Harry Truman’s Excellent Adventure: The True Story of a Great American Road Trip
By Matthew Algeo
Harry Truman left office in 1953, before ex-Presidents had Secret Service protection or pensions. With only his Army pension for income, Harry returned to his Independence, Missouri home to resume life as an ordinary citizen. Harry loved to drive, and was determined (despite his wife’s misgivings) to make a 2500-mile vacation road trip to New York and back. He and Bess set out in their new Chrysler on a journey over America’s back roads (no interstates then), with stops at small-town diners and Mom and Pop motels, during a hell-busting heat spell (no air conditioning in cars then, either).

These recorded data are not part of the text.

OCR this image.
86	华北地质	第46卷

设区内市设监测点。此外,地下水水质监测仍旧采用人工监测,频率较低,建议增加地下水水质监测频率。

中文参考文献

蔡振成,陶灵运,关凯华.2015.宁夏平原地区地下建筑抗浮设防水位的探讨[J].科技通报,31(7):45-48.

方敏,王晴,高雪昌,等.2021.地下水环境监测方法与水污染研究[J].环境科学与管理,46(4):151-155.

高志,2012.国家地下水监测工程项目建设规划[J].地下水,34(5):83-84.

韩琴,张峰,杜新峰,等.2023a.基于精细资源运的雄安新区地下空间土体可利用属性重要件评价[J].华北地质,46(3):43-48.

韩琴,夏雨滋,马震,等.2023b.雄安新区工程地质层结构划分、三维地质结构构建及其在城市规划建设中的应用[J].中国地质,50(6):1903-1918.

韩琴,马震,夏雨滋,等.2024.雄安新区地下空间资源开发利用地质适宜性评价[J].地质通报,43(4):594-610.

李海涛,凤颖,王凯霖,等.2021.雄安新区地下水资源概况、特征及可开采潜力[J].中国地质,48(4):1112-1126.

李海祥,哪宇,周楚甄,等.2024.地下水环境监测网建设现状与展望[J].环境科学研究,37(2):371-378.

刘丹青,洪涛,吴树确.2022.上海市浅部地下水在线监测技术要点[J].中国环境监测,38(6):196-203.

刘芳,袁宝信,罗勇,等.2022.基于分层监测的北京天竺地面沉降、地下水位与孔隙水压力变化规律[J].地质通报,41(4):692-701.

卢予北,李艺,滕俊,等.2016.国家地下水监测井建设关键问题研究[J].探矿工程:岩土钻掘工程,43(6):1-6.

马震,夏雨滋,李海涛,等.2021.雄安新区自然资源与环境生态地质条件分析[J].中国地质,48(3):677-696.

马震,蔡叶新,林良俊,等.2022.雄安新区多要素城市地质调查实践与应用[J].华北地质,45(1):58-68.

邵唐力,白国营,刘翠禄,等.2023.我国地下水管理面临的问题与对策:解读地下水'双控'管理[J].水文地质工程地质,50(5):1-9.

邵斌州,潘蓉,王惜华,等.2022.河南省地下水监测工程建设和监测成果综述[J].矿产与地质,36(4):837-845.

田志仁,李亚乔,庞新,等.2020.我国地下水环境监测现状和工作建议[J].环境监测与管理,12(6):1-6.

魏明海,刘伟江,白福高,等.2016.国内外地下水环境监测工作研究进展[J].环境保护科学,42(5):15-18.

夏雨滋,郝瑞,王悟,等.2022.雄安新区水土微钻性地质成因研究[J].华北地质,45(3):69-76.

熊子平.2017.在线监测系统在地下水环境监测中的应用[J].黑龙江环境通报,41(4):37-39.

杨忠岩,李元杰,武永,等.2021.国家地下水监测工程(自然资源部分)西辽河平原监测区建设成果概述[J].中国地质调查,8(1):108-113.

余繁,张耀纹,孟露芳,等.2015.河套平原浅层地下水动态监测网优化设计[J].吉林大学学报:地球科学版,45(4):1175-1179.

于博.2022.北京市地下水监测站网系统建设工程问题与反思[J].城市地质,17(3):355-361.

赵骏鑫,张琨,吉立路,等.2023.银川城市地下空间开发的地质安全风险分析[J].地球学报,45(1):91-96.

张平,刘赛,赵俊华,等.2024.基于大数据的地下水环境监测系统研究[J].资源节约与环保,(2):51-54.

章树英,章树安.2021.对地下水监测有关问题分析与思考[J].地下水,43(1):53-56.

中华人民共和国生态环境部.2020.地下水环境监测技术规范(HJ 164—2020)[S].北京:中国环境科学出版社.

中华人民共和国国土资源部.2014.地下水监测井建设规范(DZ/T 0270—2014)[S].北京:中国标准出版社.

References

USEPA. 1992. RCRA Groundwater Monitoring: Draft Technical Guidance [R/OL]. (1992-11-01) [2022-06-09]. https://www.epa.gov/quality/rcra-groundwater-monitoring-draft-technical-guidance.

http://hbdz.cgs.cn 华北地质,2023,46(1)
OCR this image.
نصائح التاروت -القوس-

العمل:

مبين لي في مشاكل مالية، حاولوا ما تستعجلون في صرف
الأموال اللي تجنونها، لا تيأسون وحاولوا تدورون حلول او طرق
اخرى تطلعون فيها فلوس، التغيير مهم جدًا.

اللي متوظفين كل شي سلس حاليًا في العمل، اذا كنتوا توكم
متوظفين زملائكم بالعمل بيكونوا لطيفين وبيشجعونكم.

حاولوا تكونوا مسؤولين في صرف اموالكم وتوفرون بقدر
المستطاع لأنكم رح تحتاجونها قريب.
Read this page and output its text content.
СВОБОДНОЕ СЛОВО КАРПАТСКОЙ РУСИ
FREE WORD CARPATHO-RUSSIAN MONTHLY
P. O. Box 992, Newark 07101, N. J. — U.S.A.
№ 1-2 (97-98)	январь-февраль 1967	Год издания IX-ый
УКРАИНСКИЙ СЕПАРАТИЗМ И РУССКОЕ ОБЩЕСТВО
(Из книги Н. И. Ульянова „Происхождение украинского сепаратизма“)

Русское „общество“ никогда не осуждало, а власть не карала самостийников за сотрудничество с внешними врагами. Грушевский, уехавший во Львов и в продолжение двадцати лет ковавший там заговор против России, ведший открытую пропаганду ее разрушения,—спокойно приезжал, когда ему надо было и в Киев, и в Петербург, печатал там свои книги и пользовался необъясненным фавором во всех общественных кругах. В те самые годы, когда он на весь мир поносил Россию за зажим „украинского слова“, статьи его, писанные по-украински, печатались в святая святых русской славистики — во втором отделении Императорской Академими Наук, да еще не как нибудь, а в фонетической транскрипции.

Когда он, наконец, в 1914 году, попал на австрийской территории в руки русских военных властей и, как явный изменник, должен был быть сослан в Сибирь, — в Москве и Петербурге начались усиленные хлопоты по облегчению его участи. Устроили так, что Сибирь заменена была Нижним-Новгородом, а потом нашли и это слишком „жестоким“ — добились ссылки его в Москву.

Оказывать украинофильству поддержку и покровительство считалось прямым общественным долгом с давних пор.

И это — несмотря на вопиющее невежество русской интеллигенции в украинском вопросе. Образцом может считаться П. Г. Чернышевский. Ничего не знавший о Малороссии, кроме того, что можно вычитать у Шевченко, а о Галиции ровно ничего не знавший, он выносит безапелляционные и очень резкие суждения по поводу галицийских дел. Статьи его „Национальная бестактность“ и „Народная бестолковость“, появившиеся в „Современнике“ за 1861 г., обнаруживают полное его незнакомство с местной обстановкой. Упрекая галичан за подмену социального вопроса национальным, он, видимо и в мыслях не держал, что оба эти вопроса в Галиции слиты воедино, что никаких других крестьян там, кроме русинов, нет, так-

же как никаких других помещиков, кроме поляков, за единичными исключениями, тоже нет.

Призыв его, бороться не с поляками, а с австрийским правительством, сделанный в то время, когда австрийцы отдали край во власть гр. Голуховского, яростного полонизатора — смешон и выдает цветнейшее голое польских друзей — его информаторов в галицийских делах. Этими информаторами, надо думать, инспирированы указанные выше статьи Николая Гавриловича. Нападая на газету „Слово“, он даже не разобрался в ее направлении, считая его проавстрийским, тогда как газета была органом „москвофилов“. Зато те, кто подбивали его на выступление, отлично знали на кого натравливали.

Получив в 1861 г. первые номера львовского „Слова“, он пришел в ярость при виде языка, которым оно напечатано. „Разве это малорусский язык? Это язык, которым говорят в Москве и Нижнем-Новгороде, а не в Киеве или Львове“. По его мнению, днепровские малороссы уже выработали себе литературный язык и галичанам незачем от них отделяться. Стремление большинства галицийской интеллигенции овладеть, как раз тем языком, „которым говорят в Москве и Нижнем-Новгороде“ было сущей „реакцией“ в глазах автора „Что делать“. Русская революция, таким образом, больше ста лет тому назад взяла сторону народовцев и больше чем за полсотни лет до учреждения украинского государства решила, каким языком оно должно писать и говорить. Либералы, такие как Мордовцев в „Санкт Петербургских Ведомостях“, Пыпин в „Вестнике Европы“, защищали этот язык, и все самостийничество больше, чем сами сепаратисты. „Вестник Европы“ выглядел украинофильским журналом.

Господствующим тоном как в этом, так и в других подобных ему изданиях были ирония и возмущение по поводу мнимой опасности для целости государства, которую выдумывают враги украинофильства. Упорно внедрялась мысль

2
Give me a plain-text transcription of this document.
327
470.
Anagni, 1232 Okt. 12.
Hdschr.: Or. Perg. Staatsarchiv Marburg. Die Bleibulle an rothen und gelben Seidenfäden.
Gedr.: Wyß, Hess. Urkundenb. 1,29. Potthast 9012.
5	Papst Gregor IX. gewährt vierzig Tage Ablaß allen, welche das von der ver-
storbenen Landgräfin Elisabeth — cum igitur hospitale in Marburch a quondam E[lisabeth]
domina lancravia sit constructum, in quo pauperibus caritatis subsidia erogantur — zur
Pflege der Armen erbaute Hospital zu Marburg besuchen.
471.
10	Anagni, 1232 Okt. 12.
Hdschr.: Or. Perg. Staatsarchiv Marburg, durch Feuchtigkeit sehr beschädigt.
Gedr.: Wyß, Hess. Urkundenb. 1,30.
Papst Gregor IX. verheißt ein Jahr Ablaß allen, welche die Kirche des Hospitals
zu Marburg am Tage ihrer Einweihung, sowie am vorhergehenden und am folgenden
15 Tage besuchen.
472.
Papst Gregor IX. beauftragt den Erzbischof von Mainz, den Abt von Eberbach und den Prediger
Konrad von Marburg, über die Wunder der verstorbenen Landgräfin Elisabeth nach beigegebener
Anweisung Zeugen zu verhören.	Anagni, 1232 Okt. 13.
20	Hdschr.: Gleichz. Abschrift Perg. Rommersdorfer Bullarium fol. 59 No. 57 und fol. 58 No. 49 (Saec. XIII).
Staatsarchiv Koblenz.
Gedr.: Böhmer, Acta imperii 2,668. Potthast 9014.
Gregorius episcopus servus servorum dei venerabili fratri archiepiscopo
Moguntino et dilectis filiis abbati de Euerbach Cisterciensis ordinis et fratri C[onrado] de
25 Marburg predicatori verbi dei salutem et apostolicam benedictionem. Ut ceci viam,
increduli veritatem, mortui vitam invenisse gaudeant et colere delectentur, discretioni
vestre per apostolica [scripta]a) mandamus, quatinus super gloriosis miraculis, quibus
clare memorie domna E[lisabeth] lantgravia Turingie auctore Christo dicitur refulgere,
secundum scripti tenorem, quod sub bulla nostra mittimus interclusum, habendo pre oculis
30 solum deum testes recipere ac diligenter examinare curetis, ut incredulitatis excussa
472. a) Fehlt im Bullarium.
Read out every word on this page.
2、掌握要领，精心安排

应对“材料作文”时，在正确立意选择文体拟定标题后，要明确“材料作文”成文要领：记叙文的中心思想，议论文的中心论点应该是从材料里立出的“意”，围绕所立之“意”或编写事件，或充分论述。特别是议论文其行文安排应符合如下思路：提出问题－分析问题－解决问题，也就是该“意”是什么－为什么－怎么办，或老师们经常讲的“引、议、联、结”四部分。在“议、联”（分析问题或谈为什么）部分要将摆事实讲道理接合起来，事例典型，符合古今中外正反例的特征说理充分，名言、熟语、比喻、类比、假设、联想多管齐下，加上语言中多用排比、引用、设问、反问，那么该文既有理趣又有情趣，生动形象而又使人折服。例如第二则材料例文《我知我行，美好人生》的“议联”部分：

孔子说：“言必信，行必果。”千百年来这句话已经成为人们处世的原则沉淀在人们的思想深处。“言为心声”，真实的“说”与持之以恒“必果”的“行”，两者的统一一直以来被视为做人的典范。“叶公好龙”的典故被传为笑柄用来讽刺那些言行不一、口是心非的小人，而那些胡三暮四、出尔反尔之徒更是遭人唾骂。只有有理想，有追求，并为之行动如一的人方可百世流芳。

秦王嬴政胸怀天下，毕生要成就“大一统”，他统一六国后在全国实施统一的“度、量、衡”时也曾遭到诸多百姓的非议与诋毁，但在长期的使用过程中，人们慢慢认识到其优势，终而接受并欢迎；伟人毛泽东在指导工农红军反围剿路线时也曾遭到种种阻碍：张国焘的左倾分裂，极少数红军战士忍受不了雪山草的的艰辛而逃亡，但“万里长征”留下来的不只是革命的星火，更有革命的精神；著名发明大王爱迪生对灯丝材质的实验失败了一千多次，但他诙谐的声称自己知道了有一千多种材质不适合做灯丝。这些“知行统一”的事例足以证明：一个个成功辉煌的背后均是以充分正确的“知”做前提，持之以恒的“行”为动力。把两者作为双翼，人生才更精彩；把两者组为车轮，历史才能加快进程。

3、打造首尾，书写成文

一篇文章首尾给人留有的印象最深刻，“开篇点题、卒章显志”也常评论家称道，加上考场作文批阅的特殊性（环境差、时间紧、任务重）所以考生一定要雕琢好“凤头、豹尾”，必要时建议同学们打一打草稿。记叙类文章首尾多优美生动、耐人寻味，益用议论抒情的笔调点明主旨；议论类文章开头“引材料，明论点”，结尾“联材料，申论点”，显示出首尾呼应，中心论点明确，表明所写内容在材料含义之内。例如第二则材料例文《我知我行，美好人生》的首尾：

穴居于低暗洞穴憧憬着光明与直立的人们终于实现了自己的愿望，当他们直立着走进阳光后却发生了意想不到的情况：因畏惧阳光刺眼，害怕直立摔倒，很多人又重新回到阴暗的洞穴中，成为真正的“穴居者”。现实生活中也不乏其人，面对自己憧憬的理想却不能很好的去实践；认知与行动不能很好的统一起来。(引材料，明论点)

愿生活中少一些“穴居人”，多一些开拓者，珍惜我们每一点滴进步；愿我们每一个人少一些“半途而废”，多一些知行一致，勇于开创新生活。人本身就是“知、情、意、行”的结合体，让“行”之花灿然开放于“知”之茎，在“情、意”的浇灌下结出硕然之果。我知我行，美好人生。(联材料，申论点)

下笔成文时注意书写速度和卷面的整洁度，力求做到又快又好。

This book is utterly charming. This is not a 1000-page deep history. What it offers is an intriguing and humorous look at Harry Truman, the 1950s, and road trips in general. It offers fascinating side stories (like Harry’s feud with Dwight D. Eisenhower), details of meals taken (Bess really eats quite a lot of fruit), and a view of what has happened since 1953 to some of the places they visited (one of the motels is now a halfway house for felons). A very satisfying read, and an incitement to read much more about Harry Truman.
Someone Knows My Name
By Hill, Lawrence
This beautifully-written novel, originally published in Canada as The Book of Negroes, has been chosen as the 2009 selection for Canada Reads.
The book opens in London, where a now-old Aminata Diallo is being courted by abolitionists to help plead their cause before Parliament. Through a series of eloquent first-person rememberings, we learn Aminata’s life story: her kidnapping from her African village of Bayo by slavers; her heartbreaking journey across the sea; her role on an indigo plantation near Charleston and subsequent travels. Set in pre- and post-Revolutionary America, this story is rich in historical detail, including the evacuation of free Blacks and slaves to Nova Scotia, a backhanded reward for remaining loyal to the crown during the Revolution. (The Book of Negroes is the account book into which their names were written before the evacuation.) This book is enjoyable on so many levels-as a work of literary fiction, as an exploration of hidden history, as a sweeping saga, and as a tale of semi-triumph. The author gives us a narrator who remains skeptical, defiant, ungrateful, and quite sure of her identity throughout this convincing and arduous yet lovely novel.